Willhite Gabriel M 4
4 · American Healthcare REIT, Inc. · Filed Mar 27, 2026
Research Summary
AI-generated summary of this filing
American Healthcare REIT (AHR) COO Gabriel Willhite Receives RSUs
What Happened
Gabriel M. Willhite, Chief Operating Officer of American Healthcare REIT (AHR), had time-based restricted stock units (RSUs) vest on March 25, 2026. A total of 15,205 RSUs converted into common shares (9,723 from a 2024 grant and 5,482 from a 2025 grant). The company withheld 7,738 of those shares to satisfy the tax withholding obligation, raising $373,359 (7,738 shares × $48.25). After withholding, Willhite received a net 7,467 shares. Separately, the company awarded him 10,317 new time-based RSUs on March 25, 2026 (future vesting).
Key Details
- Transaction date: March 25, 2026; Form 4 filed March 27, 2026 (timely filing).
- Vested (converted) RSUs: 15,205 shares total (9,723 + 5,482).
- Tax-withheld shares sold/forfeited: 7,738 shares at $48.25 each = $373,359 cash to cover taxes.
- Net new shares delivered to Willhite: 7,467 shares.
- New award: 10,317 RSUs granted on March 25, 2026; vest ratably (Mar 10, 2027/2028/2029 per footnote).
- Footnotes: RSUs convert 1-for-1 into common stock; withholding was to satisfy tax obligations; earlier grants and vest schedules noted (grants made Mar 25, 2024 and Mar 25, 2025).
- Transaction codes: M = conversion/exercise of derivative (RSU → shares); F = shares withheld for tax withholding; A = grant/award.
- Shares owned after the transaction were not specified in the provided excerpt.
Context
This filing documents routine RSU vesting and company tax withholding (a common administrative action), not an open-market sale or a discretionary purchase. The withholding is effectively a cashless way to cover taxes on vested awards; the filing shows no separate open-market sale initiated by the insider. Purchases generally signal stronger insider conviction; this report primarily reflects compensation vesting and a new RSU grant.
Insider Transaction Report
- Exercise/Conversion
Common Stock
[F1]2026-03-25+9,723→ 147,307 total - Tax Payment
Common Stock
[F2]2026-03-25$48.25/sh−4,948$238,741→ 142,359 total - Exercise/Conversion
Common Stock
[F1]2026-03-25+5,482→ 147,841 total - Tax Payment
Common Stock
[F2]2026-03-25$48.25/sh−2,790$134,618→ 145,051 total - Exercise/Conversion
Restricted Stock Unit
[F1][F3]2026-03-25−9,723→ 9,724 total→ Common Stock (9,723 underlying) - Exercise/Conversion
Restricted Stock Unit
[F1][F4]2026-03-25−5,482→ 10,965 total→ Common Stock (5,482 underlying) - Award
Restricted Stock Unit
[F1][F5]2026-03-25+10,317→ 10,317 total→ Common Stock (10,317 underlying)
Footnotes (5)
- [F1]Each restricted stock unit ("RSU") converts into one share of the Issuer's common stock.

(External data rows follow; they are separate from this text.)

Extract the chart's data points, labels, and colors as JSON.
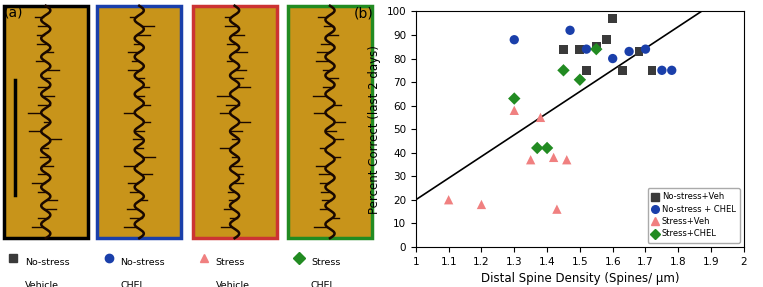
{
  "title_b": "(b)",
  "xlabel": "Distal Spine Density (Spines/ μm)",
  "ylabel": "Percent Correct (last 2 days)",
  "xlim": [
    1.0,
    2.0
  ],
  "ylim": [
    0,
    100
  ],
  "xticks": [
    1.0,
    1.1,
    1.2,
    1.3,
    1.4,
    1.5,
    1.6,
    1.7,
    1.8,
    1.9,
    2.0
  ],
  "yticks": [
    0,
    10,
    20,
    30,
    40,
    50,
    60,
    70,
    80,
    90,
    100
  ],
  "no_stress_veh": {
    "x": [
      1.45,
      1.5,
      1.52,
      1.55,
      1.58,
      1.6,
      1.63,
      1.68,
      1.72
    ],
    "y": [
      84,
      84,
      75,
      85,
      88,
      97,
      75,
      83,
      75
    ],
    "color": "#3a3a3a",
    "marker": "s",
    "size": 40,
    "label": "No-stress+Veh"
  },
  "no_stress_chel": {
    "x": [
      1.3,
      1.47,
      1.52,
      1.6,
      1.65,
      1.7,
      1.75,
      1.78
    ],
    "y": [
      88,
      92,
      84,
      80,
      83,
      84,
      75,
      75
    ],
    "color": "#1a3faa",
    "marker": "o",
    "size": 45,
    "label": "No-stress + CHEL"
  },
  "stress_veh": {
    "x": [
      1.1,
      1.2,
      1.3,
      1.35,
      1.38,
      1.42,
      1.43,
      1.46
    ],
    "y": [
      20,
      18,
      58,
      37,
      55,
      38,
      16,
      37
    ],
    "color": "#f08080",
    "marker": "^",
    "size": 45,
    "label": "Stress+Veh"
  },
  "stress_chel": {
    "x": [
      1.3,
      1.37,
      1.4,
      1.45,
      1.5,
      1.55
    ],
    "y": [
      63,
      42,
      42,
      75,
      71,
      84
    ],
    "color": "#228B22",
    "marker": "D",
    "size": 40,
    "label": "Stress+CHEL"
  },
  "regression_line": {
    "x": [
      1.0,
      1.87
    ],
    "y": [
      20,
      100
    ]
  },
  "panel_a_label": "(a)",
  "image_border_colors": [
    "#000000",
    "#1a3faa",
    "#cc3333",
    "#228B22"
  ],
  "image_bg_color": "#c8941a",
  "image_bg_dark": "#b07a10",
  "bottom_legend_items": [
    {
      "label1": "No-stress",
      "label2": "Vehicle",
      "color": "#3a3a3a",
      "marker": "s"
    },
    {
      "label1": "No-stress",
      "label2": "CHEL",
      "color": "#1a3faa",
      "marker": "o"
    },
    {
      "label1": "Stress",
      "label2": "Vehicle",
      "color": "#f08080",
      "marker": "^"
    },
    {
      "label1": "Stress",
      "label2": "CHEL",
      "color": "#228B22",
      "marker": "D"
    }
  ]
}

- [F2]Shares withheld by the Issuer to satisfy the Reporting Person's tax obligations associated with the vesting of time-based RSUs on March 25, 2026.
- [F3]On March 25, 2024, the Issuer awarded the Reporting Person 29,170 time-based RSUs. The RSUs vest ratably on March 25, 2025, 2026 and 2027 (subject to continuous employment through each vesting date).
- [F4]On March 25, 2025, the Issuer awarded the Reporting Person 16,447 time-based RSUs. The RSUs vest ratably on March 25, 2026, 2027 and 2028 (subject to continuous employment through each vesting date).
- [F5]On March 25, 2026, the Issuer awarded the Reporting Person 10,317 time-based RSUs. The RSUs will vest ratably on March 10, 2027, 2028 and 2029 (subject to continuous employment through each vesting date).